A capacidade dos indivíduos de extrair riqueza da sociedade lucrando com a terra também leva à degeneração cultural e a uma perda de coesão social ao longo do tempo. À medida que as pessoas convergem em torno de um determinado local—seja uma cidade em crescimento, uma metrópole ou um centro urbano—, a demanda por terra aumenta. O preço da terra está fadado a aumentar como resultado. Em geral, à medida que o valor da terra aumenta, o retorno sobre o capital tende a diminuir comparativamente, o que desestimula os empresários a investir em bens de capital e na iniciativa privada. Investidores astutos se importam com seu retorno sobre os investimentos, e se a terra proporciona um retorno sobre o investimento melhor do que o capital, os recursos fluirão para longe de empreendimentos que podem criar empregos, produzir riqueza e animar a sociedade, e em vez disso fluirão para a especulação fundiária. À medida que as pessoas extraem cada vez mais riqueza da sociedade, a sociedade deixará de aproveitar adequadamente os poderes regenerativos da cultura e da empresa produtora de riqueza, e em vez disso incentivará o comportamento especulativo que leva à corrosão do tecido social. Esse ciclo eventualmente provoca o declínio da própria sociedade.
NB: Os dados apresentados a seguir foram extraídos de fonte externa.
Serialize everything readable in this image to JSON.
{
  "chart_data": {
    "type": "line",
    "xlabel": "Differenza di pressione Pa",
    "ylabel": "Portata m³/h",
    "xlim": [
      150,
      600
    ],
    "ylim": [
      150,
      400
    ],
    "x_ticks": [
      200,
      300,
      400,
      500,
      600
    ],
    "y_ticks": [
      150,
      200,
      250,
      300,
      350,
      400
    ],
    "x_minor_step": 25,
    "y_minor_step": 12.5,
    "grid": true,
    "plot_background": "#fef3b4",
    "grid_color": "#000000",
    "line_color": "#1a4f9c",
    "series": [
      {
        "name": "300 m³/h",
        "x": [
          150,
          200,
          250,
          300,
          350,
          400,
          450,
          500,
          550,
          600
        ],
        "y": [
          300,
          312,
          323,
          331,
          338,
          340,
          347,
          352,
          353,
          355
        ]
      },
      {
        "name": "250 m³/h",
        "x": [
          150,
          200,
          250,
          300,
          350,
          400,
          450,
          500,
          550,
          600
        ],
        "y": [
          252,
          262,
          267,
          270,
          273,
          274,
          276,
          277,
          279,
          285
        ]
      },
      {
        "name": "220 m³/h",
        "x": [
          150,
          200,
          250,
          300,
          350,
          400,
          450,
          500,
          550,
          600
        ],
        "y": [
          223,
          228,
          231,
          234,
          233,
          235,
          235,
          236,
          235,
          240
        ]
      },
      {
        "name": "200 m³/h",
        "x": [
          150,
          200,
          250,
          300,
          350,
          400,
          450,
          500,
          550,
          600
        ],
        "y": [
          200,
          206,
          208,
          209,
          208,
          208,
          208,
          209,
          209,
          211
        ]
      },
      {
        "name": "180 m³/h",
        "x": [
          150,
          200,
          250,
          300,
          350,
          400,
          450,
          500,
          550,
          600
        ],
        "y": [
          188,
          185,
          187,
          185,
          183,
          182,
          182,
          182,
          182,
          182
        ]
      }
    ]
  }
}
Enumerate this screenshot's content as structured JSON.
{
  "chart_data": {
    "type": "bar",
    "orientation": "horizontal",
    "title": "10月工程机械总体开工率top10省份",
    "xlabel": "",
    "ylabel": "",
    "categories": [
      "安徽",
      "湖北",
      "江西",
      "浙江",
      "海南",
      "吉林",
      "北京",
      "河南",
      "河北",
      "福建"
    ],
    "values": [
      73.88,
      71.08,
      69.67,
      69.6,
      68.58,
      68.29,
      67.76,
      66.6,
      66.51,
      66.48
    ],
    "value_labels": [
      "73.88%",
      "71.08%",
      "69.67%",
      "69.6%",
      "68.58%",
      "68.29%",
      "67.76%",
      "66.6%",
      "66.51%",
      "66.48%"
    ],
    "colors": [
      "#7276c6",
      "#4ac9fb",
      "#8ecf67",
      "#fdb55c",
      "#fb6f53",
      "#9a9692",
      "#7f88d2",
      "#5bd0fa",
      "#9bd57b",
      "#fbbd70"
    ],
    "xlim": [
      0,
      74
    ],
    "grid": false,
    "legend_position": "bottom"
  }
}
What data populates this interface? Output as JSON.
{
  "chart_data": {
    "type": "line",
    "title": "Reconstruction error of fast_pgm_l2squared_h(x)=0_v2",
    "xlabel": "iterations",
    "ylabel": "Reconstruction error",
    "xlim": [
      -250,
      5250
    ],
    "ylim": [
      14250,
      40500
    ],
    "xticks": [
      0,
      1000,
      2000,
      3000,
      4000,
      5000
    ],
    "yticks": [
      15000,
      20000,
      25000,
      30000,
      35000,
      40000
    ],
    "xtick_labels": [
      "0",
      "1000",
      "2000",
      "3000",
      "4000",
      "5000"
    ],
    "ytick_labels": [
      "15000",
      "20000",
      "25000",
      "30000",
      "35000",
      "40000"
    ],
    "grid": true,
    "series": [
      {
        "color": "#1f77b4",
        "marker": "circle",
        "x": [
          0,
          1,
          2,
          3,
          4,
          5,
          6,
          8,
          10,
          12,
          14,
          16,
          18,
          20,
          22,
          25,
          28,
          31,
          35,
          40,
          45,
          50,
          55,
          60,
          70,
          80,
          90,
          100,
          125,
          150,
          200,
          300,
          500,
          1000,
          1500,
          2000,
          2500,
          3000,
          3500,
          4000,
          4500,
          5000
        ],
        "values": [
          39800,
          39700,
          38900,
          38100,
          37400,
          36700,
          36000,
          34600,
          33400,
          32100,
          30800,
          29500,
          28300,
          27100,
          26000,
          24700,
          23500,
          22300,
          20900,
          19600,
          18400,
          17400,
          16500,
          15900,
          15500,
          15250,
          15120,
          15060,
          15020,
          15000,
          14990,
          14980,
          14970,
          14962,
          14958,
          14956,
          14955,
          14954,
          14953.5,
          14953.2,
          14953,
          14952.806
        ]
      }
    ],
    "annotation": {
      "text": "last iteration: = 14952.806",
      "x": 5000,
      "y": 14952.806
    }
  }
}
“Há mil pessoas golpeando os ramos do mal para uma que está atacando a raiz”, observou notoriamente Henry David Thoreau. As abordagens convencionais que buscam remediar muitos de nossos problemas sociais frequentemente estão apenas golpeando os “ramos do mal”. Toda vez que abordamos uma questão social tornando um lugar mais habitável, como por meio de atos de caridade ou do aumento da disponibilidade de serviços sociais, a riqueza da sociedade invariavelmente aumenta; como resultado, aqueles que conseguem lucrar com a terra eventualmente passam a retirar mais riqueza da sociedade às custas daqueles que não conseguem. E é por isso que mesmo o progresso social e tecnológico por si só não pode resolver as questões que afligem a civilização humana enquanto alguns puderem lucrar com a terra às custas de outros. Questões como o declínio social e o crime têm de ser remediadas em seu cerne; se quisermos atacar a raiz dessas questões, temos de compartilhar uns com os outros o valor da terra, e fazê-lo levará a uma melhor qualidade de vida para todos. Walt Whitman, um dos maiores poetas da América, expressou isso belamente:

O maior país, o país mais rico, não é aquele que tem mais capitalistas, monopolistas, imensas apropriações, vastas fortunas, com seu triste, triste contraste de pobreza extrema, degradante e condenável, mas a terra na qual há mais propriedades familiares, terras livres—onde a riqueza não mostra tais contrastes entre o alto e o baixo, onde todos os homens têm o suficiente—um modo de vida modesto—e nenhum homem é feito possuidor além das sãs e belas necessidades do corpo simples e da alma simples.